Which makes me happy since any agreement presumably will include a lower corporate tax rate and the elimination of the deduction for state and local income taxes.
But some folks don’t think this is good news.
Writing for U.S. News & World Report, Pat Garofalo argues that taxes should be going up.
The entire bill is premised off the belief that taxes are too high and need to go down, when the opposite is actually true. …the U.S. is, by developed country standards, a very low-tax country. It raises about a quarter of its gross domestic product in revenue at all levels of government, compared to about a third in the rest of the developed world, and well more than 40 percent in some countries. For the last several decades, the U.S. at the federal level alone has raised roughly 18 percent of GDP in taxes, while spending around 20 percent.

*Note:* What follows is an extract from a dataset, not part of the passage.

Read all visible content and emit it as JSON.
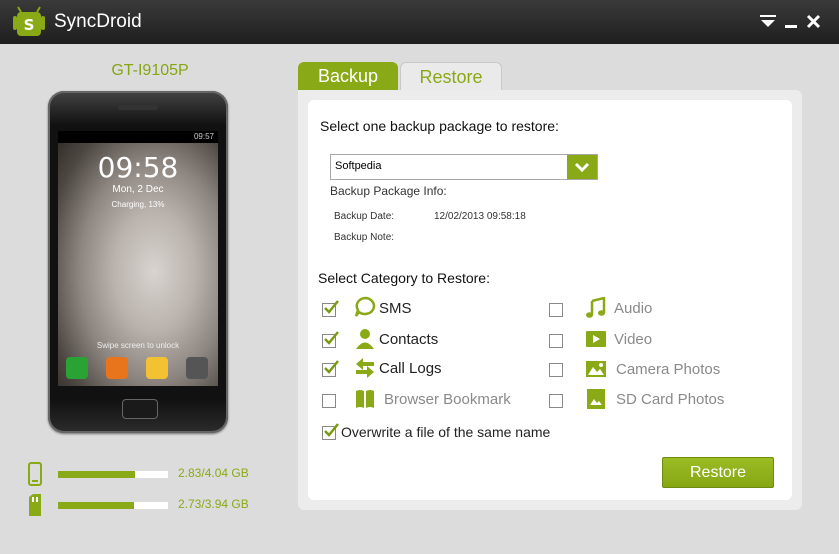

Sorry, but that just doesn’t cut it. …other countries prove there’s plenty of room to raise more revenue without kneecapping economic growth. …America’s concentration of wealth is such that there’s plenty of room to raise taxes on the rich with nary an economic blip… it is possible, as Sen. Bernie Sanders, I-Vt., does all the time, to make a case that, yes, taxes on the middle class will go up, but that the benefits will be more than worth it.

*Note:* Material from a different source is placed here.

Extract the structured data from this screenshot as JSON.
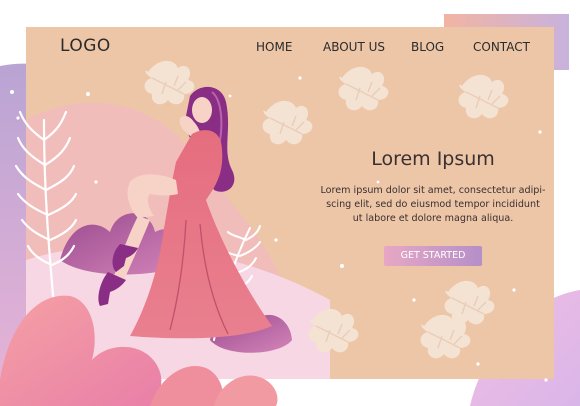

I won’t bother responding to all his inaccurate assertions, but I will give Mr. Garofalo credit for honesty. Unlike a lot of folks on the left, he openly acknowledges that the middle class will have to be pillaged to finance a European-style welfare state. I’ll add him to my list of honest leftists.

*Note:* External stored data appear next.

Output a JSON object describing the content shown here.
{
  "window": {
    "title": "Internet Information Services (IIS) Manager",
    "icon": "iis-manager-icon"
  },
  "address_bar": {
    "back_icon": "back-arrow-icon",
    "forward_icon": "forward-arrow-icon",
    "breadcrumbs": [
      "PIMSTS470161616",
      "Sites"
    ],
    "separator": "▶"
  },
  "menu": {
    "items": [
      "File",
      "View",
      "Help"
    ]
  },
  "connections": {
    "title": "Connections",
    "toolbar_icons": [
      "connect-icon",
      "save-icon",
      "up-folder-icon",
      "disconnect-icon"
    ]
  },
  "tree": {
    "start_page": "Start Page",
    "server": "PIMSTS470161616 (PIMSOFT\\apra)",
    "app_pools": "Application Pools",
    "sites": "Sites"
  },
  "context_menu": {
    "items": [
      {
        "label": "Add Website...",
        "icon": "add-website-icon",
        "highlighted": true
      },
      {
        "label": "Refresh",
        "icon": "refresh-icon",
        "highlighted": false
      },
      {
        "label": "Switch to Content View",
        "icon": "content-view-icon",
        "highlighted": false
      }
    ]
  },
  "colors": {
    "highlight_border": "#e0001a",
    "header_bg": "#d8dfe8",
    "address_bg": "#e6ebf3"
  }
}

But honesty is not the same as accuracy.
Chris Edwards put together a very helpful chart showing federal taxes and revenues as a share of economic output. As you can see, America’s real fiscal problem is government spending. The tax cut being considered on Capitol Hill only causes a small – and completely temporary – drop in revenues.
This is such good information that it deserves a closer look.
I decided to look at the raw year-to-year numbers. I got the latest 10-year budget projections from the Congressional Budget Office, as well as the 10-year projections for the Senate tax bill from the Joint Committee on Taxation (the House bill’s numbers are very similar, so these figures presumably are a very accurate proxy of any final package).
Let’s start with a look at the annual baseline revenues (blue) and annual baseline spending (orange), along with the annual post-tax cut revenues (grey). As you can see, there’s very little difference in the two revenue lines. There’s some short-run aggregate tax relief, but that quickly begins to shrink. And by the 10th year, the federal government actually will be collecting more revenue!
Some people nonetheless will oppose even a tiny and temporary tax cut. They will claim they want to balance the budget (though oftentimes these are the same people who supported the faux stimulus and wanted the new Obamacare entitlement, so judge for yourself whether they are sincere).
Even in the unlikely event that they are sincere, their complaints don’t make sense since revenues will be higher after 10 years. And that’s not even properly considering the impact of additional economic growth, which would cause tax receipts to grow even faster.
But let’s set that aside and consider what would be necessary to balance the budget over the 10-year budget window. Earlier this year, I calculated that it would be possible to balance the budget and enact a $3 trillion tax cut so long as politicians would simply restrain federal spending so that it grew by 1.96 percent per year.
Based on the most recent numbers (and starting the spending restraint in 2019 rather than 2018), the budget can be balanced if federal spending grows by 2.67 percent annually. Since that’s much faster than what would be necessary to keep pace with inflation (projected to average about 2 percent per year), this wouldn’t require any “harsh” austerity.
By the way, if you want an example of successful multi-year spending restraint, we had a five-year de facto spending freeze from 2009-2014 (yes, those fights over debt limits, sequestration, and government shutdowns produced a big payoff).
Heck, when Clinton was in the White House, overall government spending grew by 3.2 percent annually between 1993 and 1999.
Surely Republicans can beat Bill Clinton’s record, right?
I’ll close by observing that we shouldn’t fixate on balancing the budget in any particular year. It’s much more important to shrink the burden of government spending. And that happens when the private sector grows faster than the federal budget.
To be sure, it’s also a good idea to shrink red ink, at least relative to our ability to finance debt. That happens whenever the private economy grows faster than federal borrowing.
The good news is that spending restraint is the one policy that achieves both goals.